Why the hell are we wasting time and energy debating who knew what and when about Biden’s deteriorating condition anyway, when voters really need to hear about the deteriorating condition of democracy and the rule of law under Trump?
Trump has always done better with so-called “low information” voters. But his second-term tactic of “flooding the zone” with all sorts of detritus is causing even average voters to lose track of major stories.
In a recent poll from the New York Times and Siena College, respondents who had not heard about his regime’s mistaken deportation of Ábrego García to a Salvadoran mega-prison — a significant percentage — gave Trump nearly a 10-point higher approval rating on immigration than respondents who had heard.
And what about Trump’s deteriorating cognition, and the failure of anyone in the Trump White House to talk about this?
You don’t have to look hard to find evidence. Time Magazine recently interviewed Trump in the Oval Office, and had this exchange:
Time: “Mr. President, you were showing us the new paintings you have behind us. You put all these new portraits. One of them includes John Adams. John Adams said we’re a government ruled by laws, not by men. Do you agree with that?”
Trump: “John Adams said that? Where was the painting?”
Time: (pointing behind Trump): “It’s right here.”

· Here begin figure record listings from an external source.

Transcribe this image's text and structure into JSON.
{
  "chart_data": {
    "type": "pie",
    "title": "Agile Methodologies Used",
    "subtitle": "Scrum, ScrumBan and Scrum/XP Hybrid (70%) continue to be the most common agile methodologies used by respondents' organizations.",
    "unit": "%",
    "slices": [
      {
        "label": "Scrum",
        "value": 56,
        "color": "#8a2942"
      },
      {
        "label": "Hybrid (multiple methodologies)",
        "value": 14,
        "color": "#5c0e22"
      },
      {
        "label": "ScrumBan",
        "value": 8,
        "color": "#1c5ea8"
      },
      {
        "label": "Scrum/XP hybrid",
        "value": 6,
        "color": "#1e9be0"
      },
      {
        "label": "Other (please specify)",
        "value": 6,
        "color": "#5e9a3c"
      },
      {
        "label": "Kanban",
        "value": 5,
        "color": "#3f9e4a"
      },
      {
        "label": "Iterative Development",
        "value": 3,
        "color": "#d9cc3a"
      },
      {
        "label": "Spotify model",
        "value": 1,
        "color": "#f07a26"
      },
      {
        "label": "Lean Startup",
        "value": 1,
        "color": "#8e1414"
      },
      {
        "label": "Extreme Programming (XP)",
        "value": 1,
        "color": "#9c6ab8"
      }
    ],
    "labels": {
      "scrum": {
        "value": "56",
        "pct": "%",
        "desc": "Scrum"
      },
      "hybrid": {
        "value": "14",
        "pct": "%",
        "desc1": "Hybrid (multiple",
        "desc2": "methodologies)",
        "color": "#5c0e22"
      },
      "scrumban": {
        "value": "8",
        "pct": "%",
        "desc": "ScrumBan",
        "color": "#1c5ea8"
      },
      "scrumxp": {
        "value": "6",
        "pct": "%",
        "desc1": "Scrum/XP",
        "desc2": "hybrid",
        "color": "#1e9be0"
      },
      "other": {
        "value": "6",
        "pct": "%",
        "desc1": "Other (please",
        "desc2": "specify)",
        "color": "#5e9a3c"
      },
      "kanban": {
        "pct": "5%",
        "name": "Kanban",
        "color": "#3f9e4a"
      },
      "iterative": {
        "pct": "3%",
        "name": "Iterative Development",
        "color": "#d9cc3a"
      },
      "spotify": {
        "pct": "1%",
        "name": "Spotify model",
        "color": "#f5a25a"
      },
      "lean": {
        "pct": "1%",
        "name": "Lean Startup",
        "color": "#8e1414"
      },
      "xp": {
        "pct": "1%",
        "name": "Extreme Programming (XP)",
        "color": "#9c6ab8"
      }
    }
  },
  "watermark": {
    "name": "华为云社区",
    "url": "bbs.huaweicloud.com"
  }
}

Or consider this recent exchange between Trump and a reporter on Air Force One:
Reporter: “There was a car bomb in Moscow this morning that killed a Russian general, do you have any reaction to that?”
Trump: “Who killed what?”
Reporter: "Russian general killed by a car bomb."
Trump: “Wow, no, I just heard. You’re just telling me that for the first time. Where did this take place?”
During an April 30 interview with NewsNation, a reporter asked Trump about his war against Harvard University. Here’s his response:
“Well, I say this. We had riots in Harlem, in Harlem, and frankly if you look at what’s gone on – and people from Harlem went up and they protested, Stephen, and they protested very strongly against Harvard. They happened to be on my side.” He continued, “You know I got a very high Black vote. You know that? Very, very high Black vote. It was a very great compliment to me.”
Or consider his bonkers postings, such as this one:
“Happy Easter to all, including the Radical Left Lunatics who are fighting and scheming so hard to bring Murderers, Drug Lords, Dangerous Prisoners, the Mentally Insane, and well known MS-13 Gang Members and Wife Beaters, back into our Country. Happy Easter also to the WEAK and INEFFECTIVE Judges and Law Enforcement Officials who are allowing this sinister attack on our Nation to continue, an attack so violent that it will never be forgotten!”
Why isn’t Trump’s cognitive decline — and the failure of White House aides to talk about it — a far more significant cover-up story than the alleged failure of Biden’s aides?
Some blame Biden’s aides for giving us another term of Trump. But to believe this you need to make a series of bonkers assumptions — that had they been more open about Biden’s cognitive decline, he would have resigned sooner; that had he resigned sooner, Kamala Harris would have had more time to mount an effective campaign; that if she had had more time, she would have won. Why not blame Harris for an insufficiently compelling campaign?
Why look back to Biden at all when there’s so much that needs to be seen right now — so much that’s so devastatingly, frighteningly dangerous to all of us? When the fate of American democracy is hanging by such a thin thread?